Bernie Sanders is distinctly less popular than Biden at 44-42 and, accordingly, is less uniformly popular across demographic groups.

  • African Americans (55-26) and Latinos (52-26) like Bernie, but he’s slightly underwater (43-45) with whites, faring especially poorly with white men (40-51) and working-class whites (38-44).
  • Young people really like Sanders (57-29), but old people do not (40-45).
  • Democrats like Sanders (74-13), but independents do not (39-43).

All things considered, these actual numbers cut against a lot of online narratives. Sanders is more popular with women than with men, and more popular with people of color than with whites — it’s the normal pattern of support for progressive politics in America and no sign of “Bernie Bros” running amok.

At the same time, contrary to some of the pro-Bernie versions of these narratives, there’s no particular sign that working-class whites are clamoring for democratic socialism. They’re simply more conservative than white college graduates, and consequently like Sanders less than the professional class does and less than they like Joe Biden.
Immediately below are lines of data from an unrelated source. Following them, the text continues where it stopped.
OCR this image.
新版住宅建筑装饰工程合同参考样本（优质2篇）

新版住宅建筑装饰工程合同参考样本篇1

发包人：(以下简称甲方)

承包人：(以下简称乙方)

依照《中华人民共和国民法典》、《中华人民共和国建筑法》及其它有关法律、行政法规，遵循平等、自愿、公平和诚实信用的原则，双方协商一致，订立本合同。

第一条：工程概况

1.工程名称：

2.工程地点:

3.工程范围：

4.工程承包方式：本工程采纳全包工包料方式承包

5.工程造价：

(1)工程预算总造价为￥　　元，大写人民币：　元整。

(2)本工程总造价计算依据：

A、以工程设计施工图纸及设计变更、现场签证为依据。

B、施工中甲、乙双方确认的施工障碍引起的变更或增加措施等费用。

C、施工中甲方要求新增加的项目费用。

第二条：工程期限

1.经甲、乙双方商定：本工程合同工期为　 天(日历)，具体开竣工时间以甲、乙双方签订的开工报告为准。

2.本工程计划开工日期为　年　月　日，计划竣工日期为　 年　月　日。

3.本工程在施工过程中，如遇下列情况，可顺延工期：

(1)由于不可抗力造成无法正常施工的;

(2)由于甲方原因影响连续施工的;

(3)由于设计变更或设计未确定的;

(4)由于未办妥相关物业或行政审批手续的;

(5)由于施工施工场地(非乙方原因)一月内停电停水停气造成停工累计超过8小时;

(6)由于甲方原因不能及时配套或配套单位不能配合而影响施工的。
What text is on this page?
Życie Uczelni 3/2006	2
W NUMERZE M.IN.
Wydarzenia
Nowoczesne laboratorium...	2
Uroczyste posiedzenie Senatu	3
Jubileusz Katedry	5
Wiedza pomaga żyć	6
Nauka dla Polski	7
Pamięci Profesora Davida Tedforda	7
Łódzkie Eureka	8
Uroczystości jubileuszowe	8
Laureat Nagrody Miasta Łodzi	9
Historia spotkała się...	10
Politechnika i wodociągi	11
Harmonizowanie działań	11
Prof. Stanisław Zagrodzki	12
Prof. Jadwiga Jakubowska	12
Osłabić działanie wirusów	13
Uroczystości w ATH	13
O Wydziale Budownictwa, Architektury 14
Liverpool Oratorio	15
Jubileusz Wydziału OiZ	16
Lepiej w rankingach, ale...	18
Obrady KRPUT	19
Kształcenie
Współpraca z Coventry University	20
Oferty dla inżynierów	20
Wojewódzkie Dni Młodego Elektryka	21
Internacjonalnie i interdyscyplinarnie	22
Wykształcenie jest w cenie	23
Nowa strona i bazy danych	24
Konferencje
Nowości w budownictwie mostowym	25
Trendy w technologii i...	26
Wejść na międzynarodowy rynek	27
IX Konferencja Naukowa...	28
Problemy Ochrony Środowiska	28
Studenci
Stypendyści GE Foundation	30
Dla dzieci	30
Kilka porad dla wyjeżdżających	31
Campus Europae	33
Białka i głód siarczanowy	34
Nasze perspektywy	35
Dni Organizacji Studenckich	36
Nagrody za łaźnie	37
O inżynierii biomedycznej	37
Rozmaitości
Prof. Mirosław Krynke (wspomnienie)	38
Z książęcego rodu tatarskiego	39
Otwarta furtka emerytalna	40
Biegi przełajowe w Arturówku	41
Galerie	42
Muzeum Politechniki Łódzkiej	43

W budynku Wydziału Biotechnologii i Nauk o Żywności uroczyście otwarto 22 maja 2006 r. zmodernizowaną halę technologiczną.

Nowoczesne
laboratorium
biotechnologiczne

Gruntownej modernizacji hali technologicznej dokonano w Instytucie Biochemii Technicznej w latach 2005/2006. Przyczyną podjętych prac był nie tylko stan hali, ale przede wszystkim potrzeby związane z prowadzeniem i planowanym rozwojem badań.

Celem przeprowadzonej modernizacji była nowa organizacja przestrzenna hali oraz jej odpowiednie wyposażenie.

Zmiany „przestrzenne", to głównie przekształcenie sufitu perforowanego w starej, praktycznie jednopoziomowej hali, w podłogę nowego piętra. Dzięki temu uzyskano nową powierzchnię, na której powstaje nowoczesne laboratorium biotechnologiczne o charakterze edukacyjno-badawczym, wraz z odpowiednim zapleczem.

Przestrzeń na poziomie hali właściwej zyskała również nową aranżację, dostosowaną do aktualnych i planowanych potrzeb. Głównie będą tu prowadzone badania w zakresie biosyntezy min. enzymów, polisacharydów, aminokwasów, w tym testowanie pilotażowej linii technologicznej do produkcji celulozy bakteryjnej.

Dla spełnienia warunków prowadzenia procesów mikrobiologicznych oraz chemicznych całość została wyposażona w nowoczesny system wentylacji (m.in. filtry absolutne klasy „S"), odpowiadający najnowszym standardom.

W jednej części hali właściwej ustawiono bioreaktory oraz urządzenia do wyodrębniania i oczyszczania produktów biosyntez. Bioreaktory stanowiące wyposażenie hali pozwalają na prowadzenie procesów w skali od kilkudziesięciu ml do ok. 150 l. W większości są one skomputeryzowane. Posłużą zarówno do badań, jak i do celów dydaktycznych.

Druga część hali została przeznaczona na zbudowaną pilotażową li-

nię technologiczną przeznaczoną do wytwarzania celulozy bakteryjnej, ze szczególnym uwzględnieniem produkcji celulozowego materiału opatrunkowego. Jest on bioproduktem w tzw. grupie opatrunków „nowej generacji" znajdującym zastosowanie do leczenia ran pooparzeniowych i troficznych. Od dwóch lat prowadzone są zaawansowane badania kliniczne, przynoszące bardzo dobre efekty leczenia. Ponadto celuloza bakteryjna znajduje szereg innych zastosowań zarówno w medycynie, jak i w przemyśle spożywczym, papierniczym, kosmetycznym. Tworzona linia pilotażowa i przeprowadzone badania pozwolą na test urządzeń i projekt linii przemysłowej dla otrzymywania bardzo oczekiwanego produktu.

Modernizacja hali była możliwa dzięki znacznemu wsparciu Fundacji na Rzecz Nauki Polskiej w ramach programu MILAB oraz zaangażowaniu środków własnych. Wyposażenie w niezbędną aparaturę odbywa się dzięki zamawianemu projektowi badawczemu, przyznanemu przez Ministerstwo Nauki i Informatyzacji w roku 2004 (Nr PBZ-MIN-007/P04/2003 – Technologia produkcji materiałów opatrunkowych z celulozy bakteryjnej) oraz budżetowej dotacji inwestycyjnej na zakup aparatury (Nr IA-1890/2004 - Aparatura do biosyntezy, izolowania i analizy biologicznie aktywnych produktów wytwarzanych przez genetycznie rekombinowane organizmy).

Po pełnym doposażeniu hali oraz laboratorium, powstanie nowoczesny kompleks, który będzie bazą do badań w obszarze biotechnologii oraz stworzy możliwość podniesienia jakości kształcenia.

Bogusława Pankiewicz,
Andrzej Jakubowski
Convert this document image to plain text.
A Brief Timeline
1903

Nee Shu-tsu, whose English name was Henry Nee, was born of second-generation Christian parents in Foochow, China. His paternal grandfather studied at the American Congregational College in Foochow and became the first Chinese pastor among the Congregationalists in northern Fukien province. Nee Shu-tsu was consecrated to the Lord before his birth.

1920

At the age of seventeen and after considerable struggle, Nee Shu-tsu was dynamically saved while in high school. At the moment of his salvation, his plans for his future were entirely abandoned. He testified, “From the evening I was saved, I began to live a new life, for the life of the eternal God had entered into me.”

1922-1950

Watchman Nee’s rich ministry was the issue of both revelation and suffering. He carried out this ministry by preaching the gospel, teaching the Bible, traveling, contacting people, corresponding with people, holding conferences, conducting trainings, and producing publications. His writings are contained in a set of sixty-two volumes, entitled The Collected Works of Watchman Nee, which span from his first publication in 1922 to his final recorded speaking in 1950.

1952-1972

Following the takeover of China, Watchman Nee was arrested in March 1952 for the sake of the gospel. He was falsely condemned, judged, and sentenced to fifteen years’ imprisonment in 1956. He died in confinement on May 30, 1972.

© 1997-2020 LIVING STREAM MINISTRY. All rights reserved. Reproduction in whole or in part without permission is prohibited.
Last but by no means least, the years-long twitter dual between Sanders’s insurgent army and the establishment is not in evidence in the polling. Both Bernie and Biden are extremely popular with self-identified Democrats, and the lesser-known contenders like O’Rourke, Harris, etc. are all extremely popular among those Democrats who have heard of them.

Trump, by contrast, is in really bad shape.

Donald Trump is unpopular

Trump’s numbers in this poll are so bad that his favorable rating is underwater with white voters, who dislike him by a 46-50 margin.

To get a flavor of how bad that is, no Democratic presidential candidate has ever won the white vote since 1964. White men do like Trump (53-45), as do whites with no college degree (56-42), but white women (41-55) and white college graduates (37-59) really do not. Young people (27-68) hate him; old people (41-56) don’t particularly like him either.

Presidents recover from bad mid-session approval ratings all the time (both Ronald Reagan and Barack Obama had rough numbers at this point), but normally, that’s because an improvement in underlying economic conditions powers them to victory. Dislike of Trump seems much more specific to Trump rather than to the state of the economy, so it’s understandable that basically everyone in the universe is eager to run against him.